增长的分类
今天看到一篇文章,来自“A study of Linux File System Evolution”, pdf文件在这里: https://www.usenix.org/system/files/login/articles/03_lu_010-017_final.pdf
他们将Linux的补丁进行了分类,筛选出针对文件系统的各种措施。
分类如下:
- bug fixes
- memory: incorrect handling of memory objects
- concurrency: incorrect concurrent behaviors
- semantic: incorrect design or implementation
- error code: missing or wrong error code handling
- performance improvements
- reliability enhancements
- new features
- maintenance and refactoring
针对的文件系统包括:ext3,JFS,ReiserFS,XFS,Btrfs
这个研究做的真的很厉害,先不说他们需要采集这些Patch,然后读它,还要分类,还要看看到底做了什么,这时间成本就不是一点点。再有,他们是针对不同的人开发的文件系统的研究,这样涵盖了这些做这些人的通病的问题,或者高概率出现问题的地方,通过对这些数据的了解和研究,可以为后来的人带来很多的经验,避免重复犯错。
补:文章最后说了这个项目耗时1年半。
文件系统分成几个逻辑组成部分,包括inodes,superblocks,journals.
更细致的划分为9个组件:
- data block allocation(balloc)
- directory management(dir)
- extent mapping(extent)
- file read and write operations(file)
- inode metadata(inode)
- transactional support(trans)
- superblock metadata(super)
- generic tree procedures(e.g:insert an entry, tree)
- other supporting components
关于性能问题的技术分类:
- inefficient usage of synchronization methods(sync)
- smarter access strategies (access)
- I/O scheduling improvement(sched)
- scale on-disk and in-memory data structures(scale)

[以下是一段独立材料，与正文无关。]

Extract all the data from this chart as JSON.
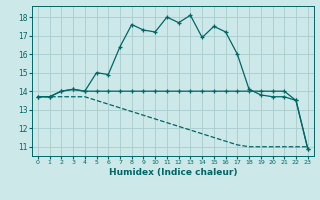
{
  "title": "",
  "xlabel": "Humidex (Indice chaleur)",
  "ylabel": "",
  "xlim": [
    -0.5,
    23.5
  ],
  "ylim": [
    10.5,
    18.6
  ],
  "yticks": [
    11,
    12,
    13,
    14,
    15,
    16,
    17,
    18
  ],
  "xticks": [
    0,
    1,
    2,
    3,
    4,
    5,
    6,
    7,
    8,
    9,
    10,
    11,
    12,
    13,
    14,
    15,
    16,
    17,
    18,
    19,
    20,
    21,
    22,
    23
  ],
  "bg_color": "#cce8e8",
  "grid_color": "#aacccc",
  "line_color": "#006666",
  "line1_x": [
    0,
    1,
    2,
    3,
    4,
    5,
    6,
    7,
    8,
    9,
    10,
    11,
    12,
    13,
    14,
    15,
    16,
    17,
    18,
    19,
    20,
    21,
    22,
    23
  ],
  "line1_y": [
    13.7,
    13.7,
    14.0,
    14.1,
    14.0,
    15.0,
    14.9,
    16.4,
    17.6,
    17.3,
    17.2,
    18.0,
    17.7,
    18.1,
    16.9,
    17.5,
    17.2,
    16.0,
    14.1,
    13.8,
    13.7,
    13.7,
    13.5,
    10.9
  ],
  "line2_x": [
    0,
    1,
    2,
    3,
    4,
    5,
    6,
    7,
    8,
    9,
    10,
    11,
    12,
    13,
    14,
    15,
    16,
    17,
    18,
    19,
    20,
    21,
    22,
    23
  ],
  "line2_y": [
    13.7,
    13.7,
    14.0,
    14.1,
    14.0,
    14.0,
    14.0,
    14.0,
    14.0,
    14.0,
    14.0,
    14.0,
    14.0,
    14.0,
    14.0,
    14.0,
    14.0,
    14.0,
    14.0,
    14.0,
    14.0,
    14.0,
    13.5,
    10.9
  ],
  "line3_x": [
    0,
    1,
    2,
    3,
    4,
    5,
    6,
    7,
    8,
    9,
    10,
    11,
    12,
    13,
    14,
    15,
    16,
    17,
    18,
    19,
    20,
    21,
    22,
    23
  ],
  "line3_y": [
    13.7,
    13.7,
    13.7,
    13.7,
    13.7,
    13.5,
    13.3,
    13.1,
    12.9,
    12.7,
    12.5,
    12.3,
    12.1,
    11.9,
    11.7,
    11.5,
    11.3,
    11.1,
    11.0,
    11.0,
    11.0,
    11.0,
    11.0,
    11.0
  ]
}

- data block allocation optimization(locality)
- other performance techniques(other)
sync problem is more than a quarter of all performance patches across file systems. typical solutions used include removing a pair of unnecessary locks, using finer-grained locking, and replacing write locks with read/write locks.
access patches use smart strategies to optimize performance, including caching and work avoidance. for example, ext3 caches metadata stats in memory, avoiding I/O. an example Btrfs, before searching for free blocks, the patch first checks whether there is enough free space, avoiding unnecessary work.
sched, improve I/O scheduling for better performance, such as batching of writes, opportunistic readahead, and avoiding unnecessary synchrony in I/O. sched patches utilize scalable on-disk and in-memory data structures, such as hash tables, trees, and per block-group structures.